A New Hybrid STEP/Coulomb model for Aftershock Forecasting
Tuesday, 16 December 2014: 11:35 AM
Aftershock forecasting models tend to fall into two classes – purely statistical approaches based on clustering, b-value, and the Omori-Utsu law; and Coulomb rate-state models which relate the forecast increase in rate to the magnitude of the Coulomb stress change. Recently, hybrid models combining physical and statistical forecasts have begun to be developed, for example by Bach and Hainzl (2012) and Steacy et al. (2013). The latter approach combined Coulomb stress patterns with the STEP (short-term earthquake probability) model by redistributing expected rate from areas with decreased stress to regions where the stress had increased. The chosen ‘Coulomb Redistribution Parameter’ (CRP) was 0.93, based on California earthquakes, which meant that 93% of the total rate was expected to occur where the stress had increased.
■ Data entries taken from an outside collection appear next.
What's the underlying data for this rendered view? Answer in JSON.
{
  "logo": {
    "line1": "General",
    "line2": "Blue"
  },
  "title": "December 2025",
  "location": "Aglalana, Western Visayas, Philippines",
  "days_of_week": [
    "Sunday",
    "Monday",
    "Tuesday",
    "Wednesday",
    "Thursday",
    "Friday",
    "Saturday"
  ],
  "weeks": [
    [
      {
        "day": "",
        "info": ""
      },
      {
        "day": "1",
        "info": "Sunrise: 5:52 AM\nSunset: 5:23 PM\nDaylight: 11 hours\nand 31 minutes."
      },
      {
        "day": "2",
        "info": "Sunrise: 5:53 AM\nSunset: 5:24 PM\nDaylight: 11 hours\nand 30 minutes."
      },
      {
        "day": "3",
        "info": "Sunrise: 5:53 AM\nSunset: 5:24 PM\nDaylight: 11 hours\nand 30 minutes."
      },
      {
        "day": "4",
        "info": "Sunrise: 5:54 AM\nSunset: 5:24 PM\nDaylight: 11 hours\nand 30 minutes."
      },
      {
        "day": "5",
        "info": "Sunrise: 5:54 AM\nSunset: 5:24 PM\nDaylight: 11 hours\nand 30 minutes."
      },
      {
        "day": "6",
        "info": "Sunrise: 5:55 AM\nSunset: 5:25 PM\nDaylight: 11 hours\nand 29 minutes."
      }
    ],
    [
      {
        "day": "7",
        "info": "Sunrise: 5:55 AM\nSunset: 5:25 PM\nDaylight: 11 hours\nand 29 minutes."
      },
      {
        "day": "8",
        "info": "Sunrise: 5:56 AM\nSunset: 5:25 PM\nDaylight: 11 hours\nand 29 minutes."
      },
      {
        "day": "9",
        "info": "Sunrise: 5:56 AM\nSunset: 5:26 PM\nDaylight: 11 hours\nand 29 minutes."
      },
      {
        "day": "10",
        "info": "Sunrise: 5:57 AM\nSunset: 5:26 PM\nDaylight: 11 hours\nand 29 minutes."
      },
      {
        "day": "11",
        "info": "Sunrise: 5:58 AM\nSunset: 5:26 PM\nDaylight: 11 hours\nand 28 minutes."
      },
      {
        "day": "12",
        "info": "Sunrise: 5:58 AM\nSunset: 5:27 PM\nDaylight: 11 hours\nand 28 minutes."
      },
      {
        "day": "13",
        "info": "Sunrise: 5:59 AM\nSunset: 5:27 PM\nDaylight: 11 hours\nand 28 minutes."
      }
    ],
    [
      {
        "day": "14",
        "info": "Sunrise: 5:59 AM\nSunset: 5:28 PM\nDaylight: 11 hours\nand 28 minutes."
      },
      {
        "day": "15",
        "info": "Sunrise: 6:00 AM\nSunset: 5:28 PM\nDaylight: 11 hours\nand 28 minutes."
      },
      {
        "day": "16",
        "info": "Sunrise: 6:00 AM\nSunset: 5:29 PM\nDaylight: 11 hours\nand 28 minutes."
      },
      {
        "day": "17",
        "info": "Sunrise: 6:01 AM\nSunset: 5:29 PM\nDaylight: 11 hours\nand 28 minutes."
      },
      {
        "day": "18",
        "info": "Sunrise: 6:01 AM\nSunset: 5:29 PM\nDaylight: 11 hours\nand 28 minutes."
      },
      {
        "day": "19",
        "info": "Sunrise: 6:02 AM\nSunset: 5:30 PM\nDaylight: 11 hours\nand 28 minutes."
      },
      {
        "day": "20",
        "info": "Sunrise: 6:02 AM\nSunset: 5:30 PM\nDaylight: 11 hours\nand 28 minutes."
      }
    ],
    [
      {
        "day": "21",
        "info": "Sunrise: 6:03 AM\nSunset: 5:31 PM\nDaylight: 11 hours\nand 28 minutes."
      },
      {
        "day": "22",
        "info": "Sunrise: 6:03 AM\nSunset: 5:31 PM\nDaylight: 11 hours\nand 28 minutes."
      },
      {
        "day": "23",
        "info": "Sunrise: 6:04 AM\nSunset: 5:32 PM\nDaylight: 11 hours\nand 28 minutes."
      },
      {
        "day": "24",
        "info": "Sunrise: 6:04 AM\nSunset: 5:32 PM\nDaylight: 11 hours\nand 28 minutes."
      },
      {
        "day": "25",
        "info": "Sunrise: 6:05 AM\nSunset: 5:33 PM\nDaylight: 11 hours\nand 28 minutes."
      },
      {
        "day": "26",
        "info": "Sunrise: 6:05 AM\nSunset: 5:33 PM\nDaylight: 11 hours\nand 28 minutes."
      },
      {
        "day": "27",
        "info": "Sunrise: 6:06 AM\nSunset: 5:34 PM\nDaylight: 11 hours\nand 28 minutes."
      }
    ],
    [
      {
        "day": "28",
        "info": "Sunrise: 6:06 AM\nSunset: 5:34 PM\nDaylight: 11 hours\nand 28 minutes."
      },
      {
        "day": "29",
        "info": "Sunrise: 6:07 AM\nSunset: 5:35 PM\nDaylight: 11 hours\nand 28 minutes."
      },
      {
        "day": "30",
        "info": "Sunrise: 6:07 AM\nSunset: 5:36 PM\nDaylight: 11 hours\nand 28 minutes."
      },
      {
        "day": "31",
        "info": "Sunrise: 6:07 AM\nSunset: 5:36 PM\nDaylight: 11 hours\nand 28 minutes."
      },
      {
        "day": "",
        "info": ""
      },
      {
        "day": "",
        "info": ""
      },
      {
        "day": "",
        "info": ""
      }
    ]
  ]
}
The model was tested against the Canterbury sequence and the main result was that the new model performed at least as well as, and often better than, STEP when tested against retrospective data but that STEP was generally better in pseudo-prospective tests that involved data actually available within the first 10 days of each event of interest. The authors suggested that the major reason for this discrepancy was uncertainty in the slip models and, particularly, in the geometries of the faults involved in each complex major event. Here we develop a variant of the STEP/Coulomb model in which the CRP varies based on the percentage of aftershocks that occur in the positively stressed areas during the forecast learning period. We find that this variant significantly outperforms both STEP and the previous hybrid model in almost all cases, even when the input Coulomb model is quite poor. Our results suggest that this approach might be more useful than Coulomb rate-state when the underlying slip model is not well constrained due to the dependence of that method on the magnitude of the Coulomb stress change.